Lalu aku dan Donna melangkah ke pinggir jalan. Kebetulan ada taksi mau lewat, dicegat oleh Donna. Kami pun masuk ke dalam taksi itu. Duduk berdampingan di seat belakang.
Donna menyebut tujuan kami kepada sopir taksi. Maka taksi itu pun mulai meluncur di kegelapan malam.
“Bagaimana perasaanmu setelah berjumpa dengan Bunda dan aku?” tanya Donna sambil menyandarkan kepalanya di bahuku dan memegang tangan kiriku yang tersimpan di atas lutut.
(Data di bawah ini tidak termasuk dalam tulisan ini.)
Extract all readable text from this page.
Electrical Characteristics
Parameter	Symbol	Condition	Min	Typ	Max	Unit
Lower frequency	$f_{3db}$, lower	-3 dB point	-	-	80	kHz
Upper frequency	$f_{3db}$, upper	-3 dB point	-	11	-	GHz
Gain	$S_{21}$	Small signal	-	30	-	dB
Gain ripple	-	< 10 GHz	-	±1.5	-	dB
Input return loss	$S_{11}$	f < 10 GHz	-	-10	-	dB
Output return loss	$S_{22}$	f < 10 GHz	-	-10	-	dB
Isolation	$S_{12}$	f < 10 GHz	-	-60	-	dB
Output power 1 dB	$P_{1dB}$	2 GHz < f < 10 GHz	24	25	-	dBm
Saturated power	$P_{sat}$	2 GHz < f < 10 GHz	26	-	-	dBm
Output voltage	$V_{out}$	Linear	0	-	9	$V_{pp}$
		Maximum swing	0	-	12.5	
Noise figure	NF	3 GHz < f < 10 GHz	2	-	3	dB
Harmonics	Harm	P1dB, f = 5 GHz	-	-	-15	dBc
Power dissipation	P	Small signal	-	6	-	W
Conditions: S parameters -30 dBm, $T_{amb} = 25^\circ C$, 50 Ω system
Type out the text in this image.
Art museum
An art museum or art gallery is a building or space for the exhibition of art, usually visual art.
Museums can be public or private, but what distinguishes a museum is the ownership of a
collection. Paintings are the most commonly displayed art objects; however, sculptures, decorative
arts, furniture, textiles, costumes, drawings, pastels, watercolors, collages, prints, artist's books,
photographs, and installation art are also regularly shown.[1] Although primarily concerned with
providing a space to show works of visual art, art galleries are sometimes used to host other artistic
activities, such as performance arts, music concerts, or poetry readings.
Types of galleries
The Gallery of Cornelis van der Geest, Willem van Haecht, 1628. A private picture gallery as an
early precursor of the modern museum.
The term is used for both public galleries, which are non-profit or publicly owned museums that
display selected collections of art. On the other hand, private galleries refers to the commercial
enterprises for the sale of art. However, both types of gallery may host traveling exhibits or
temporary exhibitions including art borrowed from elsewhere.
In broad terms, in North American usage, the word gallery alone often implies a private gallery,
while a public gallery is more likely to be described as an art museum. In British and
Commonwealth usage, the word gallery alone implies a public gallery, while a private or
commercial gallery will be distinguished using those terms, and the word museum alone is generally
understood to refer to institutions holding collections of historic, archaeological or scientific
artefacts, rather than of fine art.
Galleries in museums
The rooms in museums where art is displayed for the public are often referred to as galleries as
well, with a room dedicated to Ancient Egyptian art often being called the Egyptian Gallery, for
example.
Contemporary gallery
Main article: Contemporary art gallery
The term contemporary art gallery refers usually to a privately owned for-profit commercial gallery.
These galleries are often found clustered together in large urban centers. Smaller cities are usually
“Aku masih canggung, karena tidak menyangka kalau ibu kandungku itu Bunda. Tadinya kukira diriku ini anak tunggal Bapak dan Ibu Margono di Bangkok,” sahutku.
“Aku juga kaget, karena baru tau tadi, bahwa aku punya saudara kembar, cowok pula.”
“Iya Donna. Semoga kita bisa rukun sampai tua ya.”
“Iya. Umurku dan umurmu berarti sama – sama dua puluh tahun ya?”
“Iya… hehehee… namanya juga anak kembar, pasti dilahirkan di hari, tanggal, bulan dan tahun yang sama.”
“Terus… kamu sudah bisa adaptasi dengan suasana baru ini? Bahwa Bunda itu ibu kandungmu dan aku ini saudara kembarmu?”
“Masih agak sulit adaptasinya. Waktu cium pipi Mama tadi aja terasa rikuh. Seolah – olah bukan mencium pipi ibu kandungku sendiri.”